The Deep Republican Roots of Trump's Media Bashing

As the president threatens to crack down on unfriendly news outlets, many conservatives say their goal is to “destroy” the mainstream media.

The president being filmed through a video camera
Randall Hill / Reuters

Updated at 9:35 p.m. ET

President Trump’s latest call for a First Amendment-defying crackdown on the American press began, as they so often do, with a morning venting session on Twitter.

“Fake @NBCNews made up a story that I wanted a ‘tenfold’ increase in our U.S. nuclear arsenal. Pure fiction, made up to demean,” Trump tweeted Wednesday morning. Ten minutes later, he followed up with a proposed solution: “With all of the Fake News coming out of NBC and the Networks, at what point is it appropriate to challenge their License? Bad for country!”

By the afternoon, Trump’s media bashing had migrated to the Oval Office, where, sitting next to Canadian Prime Minister Justin Trudeau, the president again tore into NBC News for its “fake” story. “It’s frankly disgusting the way the press is able to write whatever they want to write,” Trump said, without irony. “And people should look into it.” And by Wednesday night, his earlier suggestion about challenging networks’ licenses had morphed into a demand: “Network news has become so partisan, distorted and fake that licenses must be challenged and, if appropriate, revoked,” the president wrote on Twitter. “Not fair to public!”

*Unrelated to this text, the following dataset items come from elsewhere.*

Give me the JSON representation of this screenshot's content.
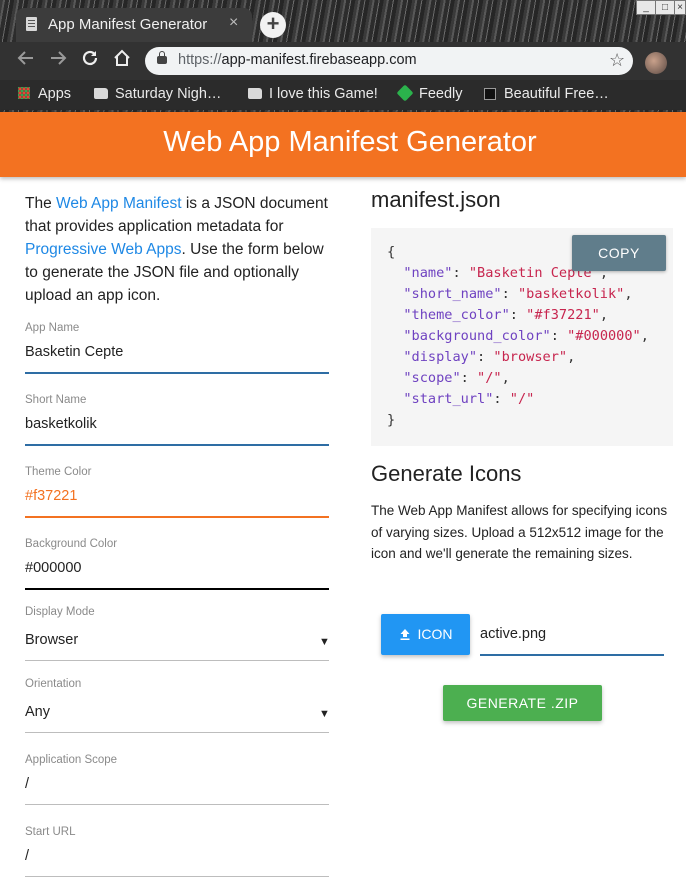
{
  "browser": {
    "tab_title": "App Manifest Generator",
    "tab_close": "×",
    "new_tab": "+",
    "window_controls": [
      "_",
      "□",
      "×"
    ],
    "nav_icons": [
      "arrow-left",
      "arrow-right",
      "reload",
      "home"
    ],
    "url_scheme": "https://",
    "url_host": "app-manifest.firebaseapp.com",
    "bookmarks": [
      {
        "label": "Apps",
        "icon": "apps-grid"
      },
      {
        "label": "Saturday Nigh…",
        "icon": "folder"
      },
      {
        "label": "I love this Game!",
        "icon": "folder"
      },
      {
        "label": "Feedly",
        "icon": "feedly"
      },
      {
        "label": "Beautiful Free…",
        "icon": "page"
      }
    ]
  },
  "header": {
    "title": "Web App Manifest Generator",
    "bg_color": "#f37221"
  },
  "intro": {
    "t1": "The ",
    "link1": "Web App Manifest",
    "t2": " is a JSON document that provides application metadata for ",
    "link2": "Progressive Web Apps",
    "t3": ". Use the form below to generate the JSON file and optionally upload an app icon."
  },
  "form": {
    "app_name": {
      "label": "App Name",
      "value": "Basketin Cepte"
    },
    "short_name": {
      "label": "Short Name",
      "value": "basketkolik"
    },
    "theme_color": {
      "label": "Theme Color",
      "value": "#f37221"
    },
    "background_color": {
      "label": "Background Color",
      "value": "#000000"
    },
    "display_mode": {
      "label": "Display Mode",
      "value": "Browser"
    },
    "orientation": {
      "label": "Orientation",
      "value": "Any"
    },
    "scope": {
      "label": "Application Scope",
      "value": "/"
    },
    "start_url": {
      "label": "Start URL",
      "value": "/"
    }
  },
  "manifest": {
    "title": "manifest.json",
    "copy_label": "COPY",
    "open_brace": "{",
    "close_brace": "}",
    "lines": [
      {
        "key": "\"name\"",
        "value": "\"Basketin Cepte\""
      },
      {
        "key": "\"short_name\"",
        "value": "\"basketkolik\""
      },
      {
        "key": "\"theme_color\"",
        "value": "\"#f37221\""
      },
      {
        "key": "\"background_color\"",
        "value": "\"#000000\""
      },
      {
        "key": "\"display\"",
        "value": "\"browser\""
      },
      {
        "key": "\"scope\"",
        "value": "\"/\""
      },
      {
        "key": "\"start_url\"",
        "value": "\"/\""
      }
    ]
  },
  "icons": {
    "title": "Generate Icons",
    "description": "The Web App Manifest allows for specifying icons of varying sizes. Upload a 512x512 image for the icon and we'll generate the remaining sizes.",
    "icon_button": "ICON",
    "file_name": "active.png",
    "generate_button": "GENERATE .ZIP"
  }
}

Public riffs targeting the press are nothing new for Trump. He has made little secret of his deeply felt dislike for the Fourth Estate—and, in fact, his hyperconfrontational attitude toward the mainstream media was one of the things that first endeared him to Republican primary voters.

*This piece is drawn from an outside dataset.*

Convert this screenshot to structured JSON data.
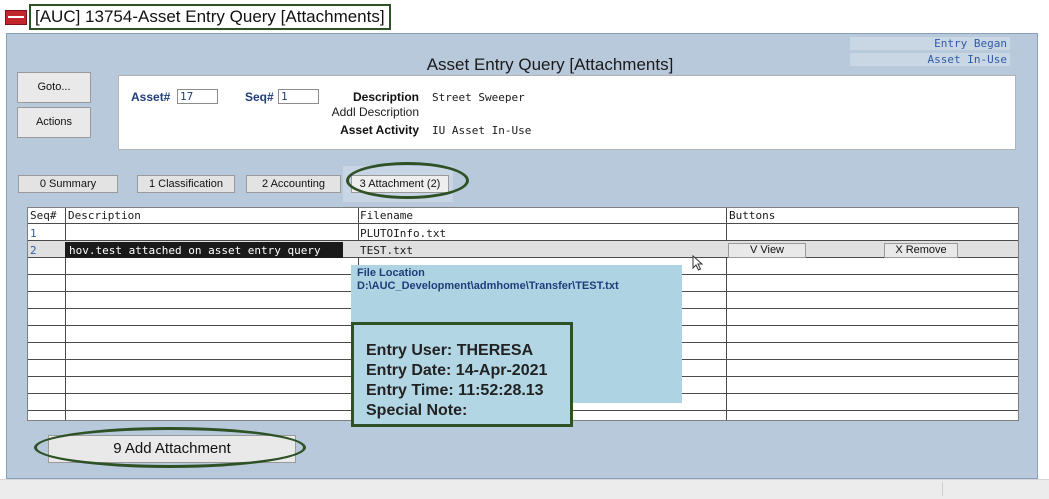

But while Trump is often the one who gets the blame (or credit) for today’s dramatically escalated culture war on the press, the roots of these attacks go much deeper. As I wrote in a new essay for the fall issue of the Columbia Journalism Review,  the history of modern Republican politics is rife with examples of conservatives—from Barry Goldwater to Sarah Palin—working to discredit journalism.

But for most of the past half-century, conservatives have at least claimed their press criticism was aimed at spurring reform. “We all know that you can’t live in a free country without a free press,” Fox News contributor Bernard Goldberg told host Bill O’Reilly in 2012. “But you know what else? You can’t live in a free country for long without a fair press. We need a strong mainstream media. That’s why you and I criticize it.”

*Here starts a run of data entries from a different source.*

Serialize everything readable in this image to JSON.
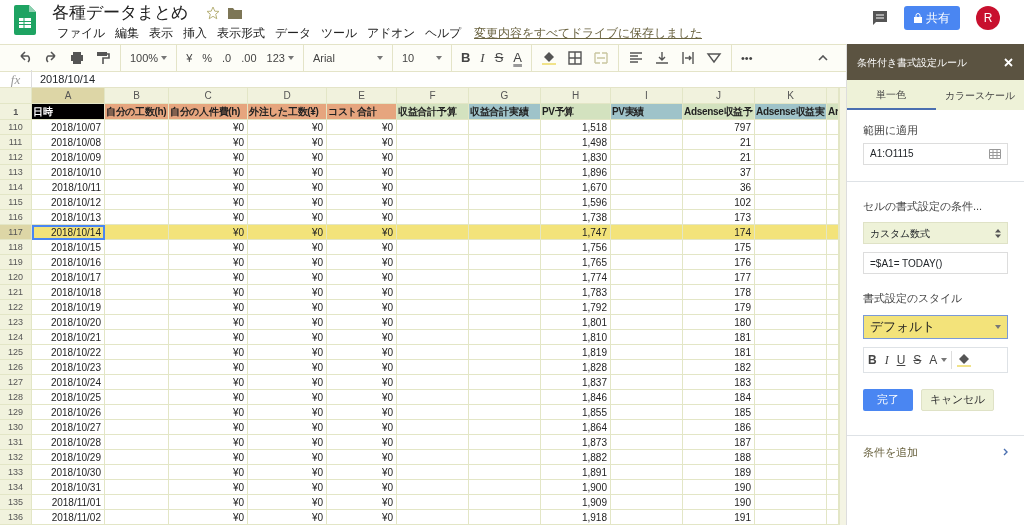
{
  "document": {
    "title": "各種データまとめ",
    "save_status": "変更内容をすべてドライブに保存しました"
  },
  "menus": [
    "ファイル",
    "編集",
    "表示",
    "挿入",
    "表示形式",
    "データ",
    "ツール",
    "アドオン",
    "ヘルプ"
  ],
  "share_button": {
    "label": "共有"
  },
  "avatar": {
    "initial": "R"
  },
  "toolbar": [
    {
      "kind": "undo"
    },
    {
      "kind": "redo"
    },
    {
      "kind": "print"
    },
    {
      "kind": "paint"
    },
    {
      "kind": "sep"
    },
    {
      "kind": "dropdown",
      "text": "100%"
    },
    {
      "kind": "sep"
    },
    {
      "kind": "text",
      "text": "¥"
    },
    {
      "kind": "text",
      "text": "%"
    },
    {
      "kind": "text",
      "text": ".0"
    },
    {
      "kind": "text",
      "text": ".00"
    },
    {
      "kind": "dropdown",
      "text": "123"
    },
    {
      "kind": "sep"
    },
    {
      "kind": "wide",
      "text": "Arial"
    },
    {
      "kind": "sep"
    },
    {
      "kind": "wide",
      "text": "10"
    },
    {
      "kind": "sep"
    },
    {
      "kind": "bold",
      "text": "B"
    },
    {
      "kind": "italic",
      "text": "I"
    },
    {
      "kind": "strike",
      "text": "S"
    },
    {
      "kind": "color",
      "text": "A"
    },
    {
      "kind": "sep"
    },
    {
      "kind": "fill"
    },
    {
      "kind": "borders"
    },
    {
      "kind": "merge"
    },
    {
      "kind": "sep"
    },
    {
      "kind": "align"
    },
    {
      "kind": "valign"
    },
    {
      "kind": "wrap"
    },
    {
      "kind": "rotate"
    },
    {
      "kind": "sep"
    },
    {
      "kind": "text",
      "text": "•••"
    }
  ],
  "formula_bar": {
    "label": "fx",
    "value": "2018/10/14"
  },
  "sheet": {
    "header_row_number": "1",
    "columns": [
      {
        "letter": "A",
        "header": "日時",
        "color": "#000000",
        "selected": true
      },
      {
        "letter": "B",
        "header": "自分の工数(h)",
        "color": "#e6a57e",
        "selected": false
      },
      {
        "letter": "C",
        "header": "自分の人件費(h)",
        "color": "#e6a57e",
        "selected": false
      },
      {
        "letter": "D",
        "header": "外注した工数(¥)",
        "color": "#e6a57e",
        "selected": false
      },
      {
        "letter": "E",
        "header": "コスト合計",
        "color": "#e6a57e",
        "selected": false
      },
      {
        "letter": "F",
        "header": "収益合計予算",
        "color": "#d3e2bf",
        "selected": false
      },
      {
        "letter": "G",
        "header": "収益合計実績",
        "color": "#9fc3c9",
        "selected": false
      },
      {
        "letter": "H",
        "header": "PV予算",
        "color": "#d3e2bf",
        "selected": false
      },
      {
        "letter": "I",
        "header": "PV実績",
        "color": "#9fc3c9",
        "selected": false
      },
      {
        "letter": "J",
        "header": "Adsense収益予",
        "color": "#d3e2bf",
        "selected": false
      },
      {
        "letter": "K",
        "header": "Adsense収益実",
        "color": "#9fc3c9",
        "selected": false
      },
      {
        "header": "Ar",
        "color": "#d3e2bf",
        "selected": false
      }
    ],
    "rows": [
      {
        "number": "110",
        "selected": false,
        "cells": {
          "A": "2018/10/07",
          "C": "¥0",
          "D": "¥0",
          "E": "¥0",
          "H": "1,518",
          "J": "797"
        }
      },
      {
        "number": "111",
        "selected": false,
        "cells": {
          "A": "2018/10/08",
          "C": "¥0",
          "D": "¥0",
          "E": "¥0",
          "H": "1,498",
          "J": "21"
        }
      },
      {
        "number": "112",
        "selected": false,
        "cells": {
          "A": "2018/10/09",
          "C": "¥0",
          "D": "¥0",
          "E": "¥0",
          "H": "1,830",
          "J": "21"
        }
      },
      {
        "number": "113",
        "selected": false,
        "cells": {
          "A": "2018/10/10",
          "C": "¥0",
          "D": "¥0",
          "E": "¥0",
          "H": "1,896",
          "J": "37"
        }
      },
      {
        "number": "114",
        "selected": false,
        "cells": {
          "A": "2018/10/11",
          "C": "¥0",
          "D": "¥0",
          "E": "¥0",
          "H": "1,670",
          "J": "36"
        }
      },
      {
        "number": "115",
        "selected": false,
        "cells": {
          "A": "2018/10/12",
          "C": "¥0",
          "D": "¥0",
          "E": "¥0",
          "H": "1,596",
          "J": "102"
        }
      },
      {
        "number": "116",
        "selected": false,
        "cells": {
          "A": "2018/10/13",
          "C": "¥0",
          "D": "¥0",
          "E": "¥0",
          "H": "1,738",
          "J": "173"
        }
      },
      {
        "number": "117",
        "selected": true,
        "cells": {
          "A": "2018/10/14",
          "C": "¥0",
          "D": "¥0",
          "E": "¥0",
          "H": "1,747",
          "J": "174"
        }
      },
      {
        "number": "118",
        "selected": false,
        "cells": {
          "A": "2018/10/15",
          "C": "¥0",
          "D": "¥0",
          "E": "¥0",
          "H": "1,756",
          "J": "175"
        }
      },
      {
        "number": "119",
        "selected": false,
        "cells": {
          "A": "2018/10/16",
          "C": "¥0",
          "D": "¥0",
          "E": "¥0",
          "H": "1,765",
          "J": "176"
        }
      },
      {
        "number": "120",
        "selected": false,
        "cells": {
          "A": "2018/10/17",
          "C": "¥0",
          "D": "¥0",
          "E": "¥0",
          "H": "1,774",
          "J": "177"
        }
      },
      {
        "number": "121",
        "selected": false,
        "cells": {
          "A": "2018/10/18",
          "C": "¥0",
          "D": "¥0",
          "E": "¥0",
          "H": "1,783",
          "J": "178"
        }
      },
      {
        "number": "122",
        "selected": false,
        "cells": {
          "A": "2018/10/19",
          "C": "¥0",
          "D": "¥0",
          "E": "¥0",
          "H": "1,792",
          "J": "179"
        }
      },
      {
        "number": "123",
        "selected": false,
        "cells": {
          "A": "2018/10/20",
          "C": "¥0",
          "D": "¥0",
          "E": "¥0",
          "H": "1,801",
          "J": "180"
        }
      },
      {
        "number": "124",
        "selected": false,
        "cells": {
          "A": "2018/10/21",
          "C": "¥0",
          "D": "¥0",
          "E": "¥0",
          "H": "1,810",
          "J": "181"
        }
      },
      {
        "number": "125",
        "selected": false,
        "cells": {
          "A": "2018/10/22",
          "C": "¥0",
          "D": "¥0",
          "E": "¥0",
          "H": "1,819",
          "J": "181"
        }
      },
      {
        "number": "126",
        "selected": false,
        "cells": {
          "A": "2018/10/23",
          "C": "¥0",
          "D": "¥0",
          "E": "¥0",
          "H": "1,828",
          "J": "182"
        }
      },
      {
        "number": "127",
        "selected": false,
        "cells": {
          "A": "2018/10/24",
          "C": "¥0",
          "D": "¥0",
          "E": "¥0",
          "H": "1,837",
          "J": "183"
        }
      },
      {
        "number": "128",
        "selected": false,
        "cells": {
          "A": "2018/10/25",
          "C": "¥0",
          "D": "¥0",
          "E": "¥0",
          "H": "1,846",
          "J": "184"
        }
      },
      {
        "number": "129",
        "selected": false,
        "cells": {
          "A": "2018/10/26",
          "C": "¥0",
          "D": "¥0",
          "E": "¥0",
          "H": "1,855",
          "J": "185"
        }
      },
      {
        "number": "130",
        "selected": false,
        "cells": {
          "A": "2018/10/27",
          "C": "¥0",
          "D": "¥0",
          "E": "¥0",
          "H": "1,864",
          "J": "186"
        }
      },
      {
        "number": "131",
        "selected": false,
        "cells": {
          "A": "2018/10/28",
          "C": "¥0",
          "D": "¥0",
          "E": "¥0",
          "H": "1,873",
          "J": "187"
        }
      },
      {
        "number": "132",
        "selected": false,
        "cells": {
          "A": "2018/10/29",
          "C": "¥0",
          "D": "¥0",
          "E": "¥0",
          "H": "1,882",
          "J": "188"
        }
      },
      {
        "number": "133",
        "selected": false,
        "cells": {
          "A": "2018/10/30",
          "C": "¥0",
          "D": "¥0",
          "E": "¥0",
          "H": "1,891",
          "J": "189"
        }
      },
      {
        "number": "134",
        "selected": false,
        "cells": {
          "A": "2018/10/31",
          "C": "¥0",
          "D": "¥0",
          "E": "¥0",
          "H": "1,900",
          "J": "190"
        }
      },
      {
        "number": "135",
        "selected": false,
        "cells": {
          "A": "2018/11/01",
          "C": "¥0",
          "D": "¥0",
          "E": "¥0",
          "H": "1,909",
          "J": "190"
        }
      },
      {
        "number": "136",
        "selected": false,
        "cells": {
          "A": "2018/11/02",
          "C": "¥0",
          "D": "¥0",
          "E": "¥0",
          "H": "1,918",
          "J": "191"
        }
      }
    ]
  },
  "panel": {
    "title": "条件付き書式設定ルール",
    "tabs": [
      {
        "label": "単一色",
        "selected": true
      },
      {
        "label": "カラースケール",
        "selected": false
      }
    ],
    "range_label": "範囲に適用",
    "range_value": "A1:O1115",
    "condition_label": "セルの書式設定の条件...",
    "condition_select": "カスタム数式",
    "formula_value": "=$A1= TODAY()",
    "style_label": "書式設定のスタイル",
    "style_select": "デフォルト",
    "style_buttons": [
      {
        "kind": "bold",
        "text": "B"
      },
      {
        "kind": "italic",
        "text": "I"
      },
      {
        "kind": "underline",
        "text": "U"
      },
      {
        "kind": "strike",
        "text": "S"
      },
      {
        "kind": "color",
        "text": "A"
      },
      {
        "kind": "fill"
      }
    ],
    "done_button": "完了",
    "cancel_button": "キャンセル",
    "add_condition": "条件を追加"
  }
}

In the Trump era, that pretense has been dropped. With the rapid growth and rising influence of the conservative-media complex, most on the right seem to have given up on trying to “fix” the mainstream press. And many of the powerful figures in that world now openly declare that they are working to bring about the demise of the nonpartisan journalistic establishment in America.

Matt Boyle, the Washington editor for Breitbart News, told young conservatives in a speech at the Heritage Foundation in July that his goal was “the full destruction and elimination of the entire mainstream media.” He’s not alone. This sentiment can be found at almost every level of the conservative media today. From my CJR essay:

“Nothing is grander, nothing is more glorious, nothing is more satisfying, nothing is sweeter, nothing is more validating, nothing is better for America than the death of the mainstream media’s political power,” John Nolte crowed in The Daily Wire the day after the election.

The Gateway Pundit flatly declared, “The mainstream media is your enemy.” And Infowars captured the sentiment by featuring an editorial cartoon depicting right-wing media figures as asteroids hurtling toward earth where news-network dinosaurs await their “extinction.”

In a decidedly dystopian spin on service journalism, some in the conservative media have begun providing their audiences with how-to guides for finishing off the journalistic establishment. [Radio host Rush] Limbaugh told his listeners they should stop consuming news from the mainstream press altogether. “I’ll let you know what they’re up to,” he assured them. “And as a bonus, I’ll nuke it!” [Fox News’s Sean] Hannity urged his viewers to start targeting individual journalists—and their bosses—on social media. And the alt-right blogger Roosh Valizadeh has called for a coordinated campaign of bullying aimed at reporters. “Make them appear as ‘uncool’ salarymen in the eyes of the public,” he wrote. “Mock their appearance, their mannerisms, and their weaknesses.”

Most Americans might be inclined roll their eyes at all this rhetoric. But the widespread destructionist attitude toward American journalism on display in the conservative media today means that Trump would have a loud and enthusiastic cheering section if he ever decided to actually follow through on his threat to the networks. And given the immense political power these figures have demonstrated over the past two years—culminating in the election of a conservative media darling to the presidency—it would be a mistake to take their agenda lightly.